Advertisement

An illuminating deep water dive off Hawaii’s Big Island

Share
Times Staff Writer

There’s dark, really dark, and then there’s Matthew D’Avella’s spine-tingling black-water dive, a deep-ocean adventure on which divers, hanging like marionettes from weighted lines under the boat, seek close encounters with astonishing gelatinous creatures rising from the abyss at night to feed. These small and profoundly strange animals, some twinkling with iridescent cilia, others burning with an inner fire of bioluminescence, have drifted through the night seas for billions of years.

“The youngest animals, evolutionarily speaking, you’ll see are among the oldest on Earth,” says D’Avella, who has been running these excursions out of the Big Island Divers shop in Kailua since 2006. D’Avella, 39, is a woodworker by trade, but he’s more a throwback to an era of self-taught gentleman naturalists. The big, broad-shouldered native Philadelphian, who first took the black-water dives in 2000, has developed a passion for some of the ocean’s smallest and least understood creatures.

“It just became an addiction,” he says. “It’s amazing. You are surrounded by animals you thought only existed in Hollywood.”

Advertisement

The Big Island is an excellent venue for the dive, because of the steepness of its seamount. Just two miles offshore, the water is thousands of feet deep. “We used to do the dive 10 and 20 miles out,” he says. “Then we realized there was more to see closer in.”

D’Avella’s black-water dive, a night trip he conducts on Mondays, is the only regularly scheduled dive of its kind on the Big Island. For safety reasons, he requires divers first to go on a manta-ray night dive to evaluate their comfort in the water.

The dive, D’Avella stresses, is not for everybody. He takes only accomplished divers, and even for some of them, the experience of stepping off into 7,000 feet of water can be unnerving. “I’ve had serious open-water divers walk on water to get back on the boat,” says Trish Morris-Plise, who mans the boat while D’Avella is in the water.

Even though the dive, with a maximum depth of about 45 feet, is not technically demanding, “it’s a sensory overload thing,” D’Avella says. It is, after all, a very big ocean. Divers can have an alarming moment of clarity in open water. “You realize that you’re now part of the food chain, and you’re not at the top ... nowhere near the top, really,” he says.

The biggest concern is large ocean predators that can suddenly appear out of the dark. D’Avella has seen blue sharks, an oceanic whitetip shark and a broadbill swordfish that swam toward him slashing his bill. “My first thought was all the marlins I ever killed,” says D’Avella, who has sworn off fishing.

He means for the dive to be an intimate encounter with deep-water zoology, a learning experience, not a blood-and-guts adventure. And yet, he says, “I’m scared every time I go out.”

Advertisement

D’Avella takes a maximum of five divers, and on a recent night, I suit up with four other adventurers and head out into the moonlit ocean on Big Island Divers’ 35-foot dive boat. After a few minutes, Morris-Plise cuts the engines. The lights on the Big Island glow in the distance while we wrestle into our gear. Each diver is tethered to a weighted 40-foot drop line by a 10-foot johnny line. “You want to be scared?” he says to his party. “Then go first.”

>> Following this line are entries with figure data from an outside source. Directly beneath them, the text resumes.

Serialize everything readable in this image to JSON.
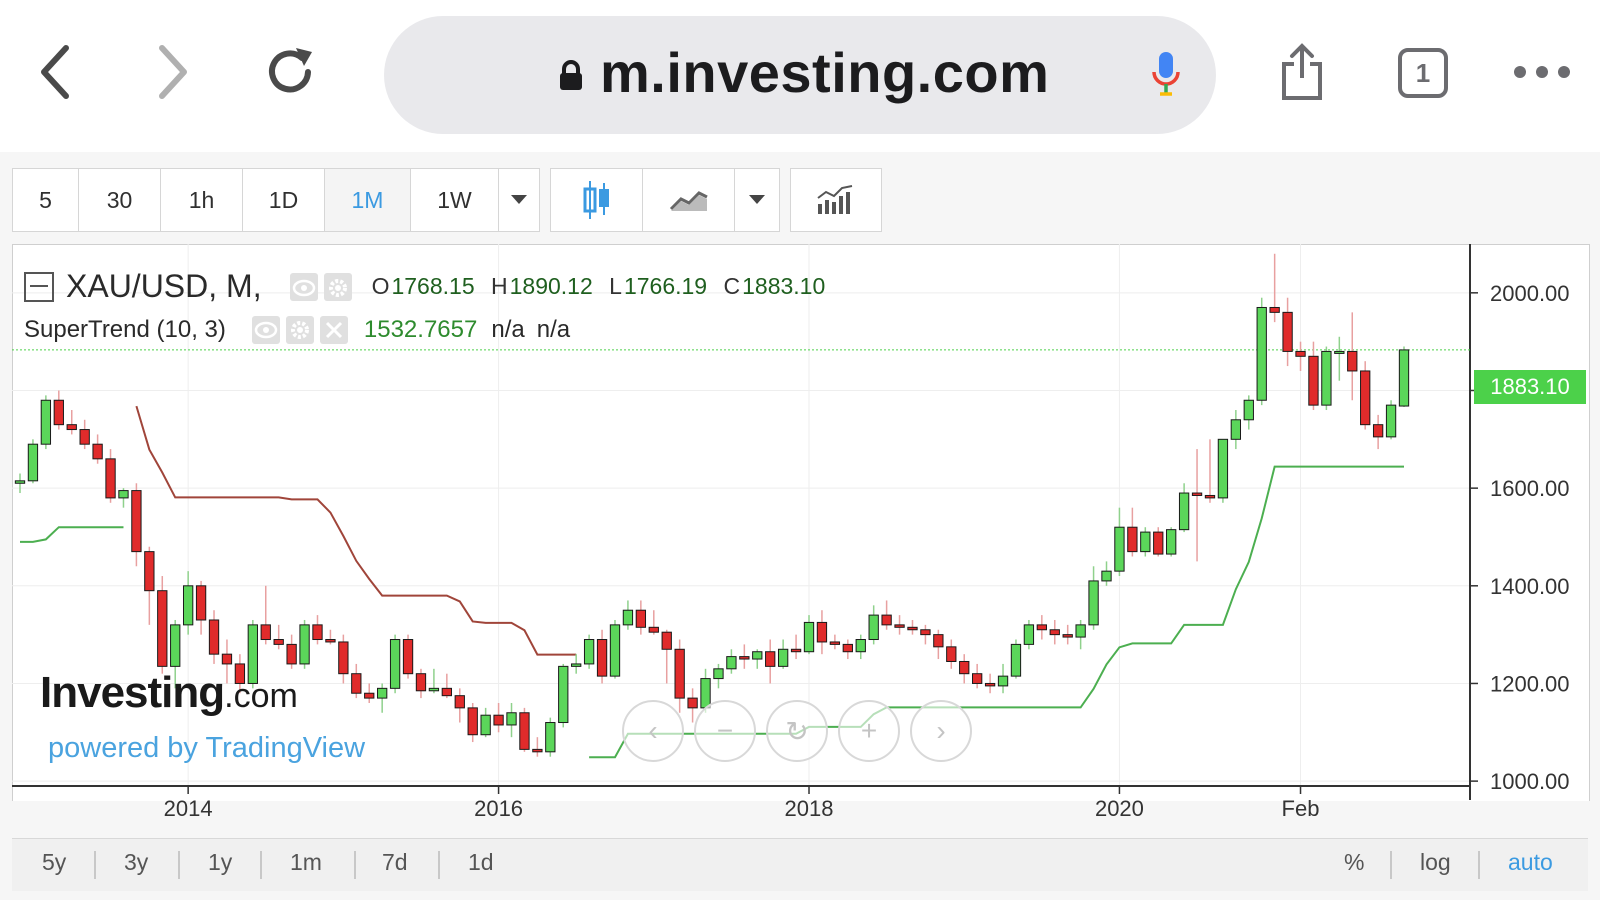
{
  "browser": {
    "url": "m.investing.com",
    "tab_count": "1"
  },
  "toolbar": {
    "intervals": [
      "5",
      "30",
      "1h",
      "1D",
      "1M",
      "1W"
    ],
    "active_interval": "1M"
  },
  "legend": {
    "symbol": "XAU/USD, M,",
    "open_label": "O",
    "open": "1768.15",
    "high_label": "H",
    "high": "1890.12",
    "low_label": "L",
    "low": "1766.19",
    "close_label": "C",
    "close": "1883.10",
    "indicator": "SuperTrend (10, 3)",
    "indicator_value": "1532.7657",
    "indicator_na1": "n/a",
    "indicator_na2": "n/a"
  },
  "watermark": {
    "brand": "Investing",
    "brand_suffix": ".com",
    "powered": "powered by TradingView"
  },
  "periods": [
    "5y",
    "3y",
    "1y",
    "1m",
    "7d",
    "1d"
  ],
  "scale_options": {
    "percent": "%",
    "log": "log",
    "auto": "auto"
  },
  "price_badge": "1883.10",
  "chart_data": {
    "type": "candlestick",
    "symbol": "XAU/USD",
    "timeframe": "M",
    "y_axis": {
      "ticks": [
        "2000.00",
        "1800.00",
        "1600.00",
        "1400.00",
        "1200.00",
        "1000.00"
      ],
      "range": [
        990,
        2100
      ]
    },
    "x_axis": {
      "ticks": [
        "2014",
        "2016",
        "2018",
        "2020",
        "Feb"
      ]
    },
    "candles": [
      [
        1610,
        1630,
        1590,
        1615
      ],
      [
        1615,
        1700,
        1610,
        1690
      ],
      [
        1690,
        1790,
        1680,
        1780
      ],
      [
        1780,
        1800,
        1720,
        1730
      ],
      [
        1730,
        1760,
        1710,
        1720
      ],
      [
        1720,
        1740,
        1680,
        1690
      ],
      [
        1690,
        1710,
        1650,
        1660
      ],
      [
        1660,
        1680,
        1570,
        1580
      ],
      [
        1580,
        1600,
        1560,
        1595
      ],
      [
        1595,
        1610,
        1440,
        1470
      ],
      [
        1470,
        1480,
        1320,
        1390
      ],
      [
        1390,
        1420,
        1220,
        1235
      ],
      [
        1235,
        1330,
        1190,
        1320
      ],
      [
        1320,
        1430,
        1300,
        1400
      ],
      [
        1400,
        1410,
        1300,
        1330
      ],
      [
        1330,
        1350,
        1240,
        1260
      ],
      [
        1260,
        1290,
        1200,
        1240
      ],
      [
        1240,
        1260,
        1180,
        1200
      ],
      [
        1200,
        1330,
        1190,
        1320
      ],
      [
        1320,
        1400,
        1280,
        1290
      ],
      [
        1290,
        1320,
        1270,
        1280
      ],
      [
        1280,
        1300,
        1230,
        1240
      ],
      [
        1240,
        1330,
        1230,
        1320
      ],
      [
        1320,
        1340,
        1280,
        1290
      ],
      [
        1290,
        1310,
        1280,
        1285
      ],
      [
        1285,
        1300,
        1200,
        1220
      ],
      [
        1220,
        1240,
        1170,
        1180
      ],
      [
        1180,
        1200,
        1160,
        1170
      ],
      [
        1170,
        1200,
        1140,
        1190
      ],
      [
        1190,
        1300,
        1180,
        1290
      ],
      [
        1290,
        1300,
        1210,
        1220
      ],
      [
        1220,
        1230,
        1170,
        1185
      ],
      [
        1185,
        1230,
        1180,
        1190
      ],
      [
        1190,
        1220,
        1170,
        1175
      ],
      [
        1175,
        1190,
        1120,
        1150
      ],
      [
        1150,
        1160,
        1080,
        1095
      ],
      [
        1095,
        1150,
        1090,
        1135
      ],
      [
        1135,
        1160,
        1100,
        1115
      ],
      [
        1115,
        1160,
        1090,
        1140
      ],
      [
        1140,
        1150,
        1060,
        1065
      ],
      [
        1065,
        1090,
        1050,
        1060
      ],
      [
        1060,
        1130,
        1050,
        1120
      ],
      [
        1120,
        1240,
        1110,
        1235
      ],
      [
        1235,
        1260,
        1220,
        1240
      ],
      [
        1240,
        1300,
        1230,
        1290
      ],
      [
        1290,
        1310,
        1200,
        1215
      ],
      [
        1215,
        1330,
        1210,
        1320
      ],
      [
        1320,
        1370,
        1310,
        1350
      ],
      [
        1350,
        1370,
        1300,
        1315
      ],
      [
        1315,
        1350,
        1300,
        1305
      ],
      [
        1305,
        1310,
        1200,
        1270
      ],
      [
        1270,
        1290,
        1140,
        1170
      ],
      [
        1170,
        1190,
        1120,
        1150
      ],
      [
        1150,
        1230,
        1140,
        1210
      ],
      [
        1210,
        1240,
        1190,
        1230
      ],
      [
        1230,
        1270,
        1220,
        1255
      ],
      [
        1255,
        1280,
        1230,
        1250
      ],
      [
        1250,
        1270,
        1230,
        1265
      ],
      [
        1265,
        1290,
        1200,
        1235
      ],
      [
        1235,
        1290,
        1230,
        1270
      ],
      [
        1270,
        1300,
        1250,
        1265
      ],
      [
        1265,
        1340,
        1260,
        1325
      ],
      [
        1325,
        1350,
        1260,
        1285
      ],
      [
        1285,
        1300,
        1270,
        1280
      ],
      [
        1280,
        1290,
        1250,
        1265
      ],
      [
        1265,
        1300,
        1250,
        1290
      ],
      [
        1290,
        1360,
        1280,
        1340
      ],
      [
        1340,
        1370,
        1310,
        1320
      ],
      [
        1320,
        1340,
        1300,
        1315
      ],
      [
        1315,
        1330,
        1300,
        1310
      ],
      [
        1310,
        1320,
        1280,
        1300
      ],
      [
        1300,
        1310,
        1250,
        1275
      ],
      [
        1275,
        1290,
        1230,
        1245
      ],
      [
        1245,
        1260,
        1200,
        1220
      ],
      [
        1220,
        1240,
        1190,
        1200
      ],
      [
        1200,
        1220,
        1180,
        1195
      ],
      [
        1195,
        1240,
        1180,
        1215
      ],
      [
        1215,
        1290,
        1210,
        1280
      ],
      [
        1280,
        1330,
        1270,
        1320
      ],
      [
        1320,
        1340,
        1290,
        1310
      ],
      [
        1310,
        1330,
        1280,
        1300
      ],
      [
        1300,
        1320,
        1280,
        1295
      ],
      [
        1295,
        1330,
        1270,
        1320
      ],
      [
        1320,
        1440,
        1310,
        1410
      ],
      [
        1410,
        1450,
        1400,
        1430
      ],
      [
        1430,
        1560,
        1420,
        1520
      ],
      [
        1520,
        1560,
        1460,
        1470
      ],
      [
        1470,
        1520,
        1460,
        1510
      ],
      [
        1510,
        1520,
        1460,
        1465
      ],
      [
        1465,
        1520,
        1460,
        1515
      ],
      [
        1515,
        1610,
        1510,
        1590
      ],
      [
        1590,
        1680,
        1450,
        1585
      ],
      [
        1585,
        1700,
        1570,
        1580
      ],
      [
        1580,
        1700,
        1570,
        1700
      ],
      [
        1700,
        1760,
        1680,
        1740
      ],
      [
        1740,
        1790,
        1720,
        1780
      ],
      [
        1780,
        1990,
        1770,
        1970
      ],
      [
        1970,
        2080,
        1940,
        1960
      ],
      [
        1960,
        1990,
        1850,
        1880
      ],
      [
        1880,
        1900,
        1840,
        1870
      ],
      [
        1870,
        1900,
        1760,
        1770
      ],
      [
        1770,
        1890,
        1760,
        1880
      ],
      [
        1880,
        1910,
        1820,
        1880
      ],
      [
        1880,
        1960,
        1780,
        1840
      ],
      [
        1840,
        1860,
        1720,
        1730
      ],
      [
        1730,
        1750,
        1680,
        1705
      ],
      [
        1705,
        1780,
        1700,
        1770
      ],
      [
        1768.15,
        1890.12,
        1766.19,
        1883.1
      ]
    ],
    "supertrend": {
      "name": "SuperTrend (10, 3)",
      "last_value": 1532.7657
    }
  }
}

A breathless step into the cold, solemn darkness. I switch on my diving light and sink to the end of the line, tasting the wintry air in my regulator, listening to its regular rasp.

Almost immediately, in the light’s pale beam, a Venus girdle floats by, a translucent ribbon about 2 feet long that moves in the water like a woman’s windblown silk scarf. The creature’s edges are outlined in kinetic rainbows — the iridescent cilia. Then a pelagic shrimp swims by. And then half a dozen other creatures, some so insubstantial and diaphanous they seem to be drawn in negative space. Most of the deep-water invertebrates, D’Avella tells me, are 90% seawater.

One tiny, jelly-like creature casts out a skein of thread-line tentacles and, when it catches a bit of zooplankton, suddenly reels its tentacles in. Another Venus girdle wraps itself around my drop line, and I gently loosen it from the tangle. Other delicate scraps of life swim past. At one point, I look around to check on my fellow divers, all suspended in the blue-black void. Each is intently focused on some creature or another, so small I can’t even see them. It’s no wonder big predators can catch them off guard.

Though I’m not aware of my breathing, I use up my air twice as fast as I usually do. Before my air runs out, I sweep my light out into the pitch-black ocean for one last look at the night sea that once might have seemed so empty but now seems so full.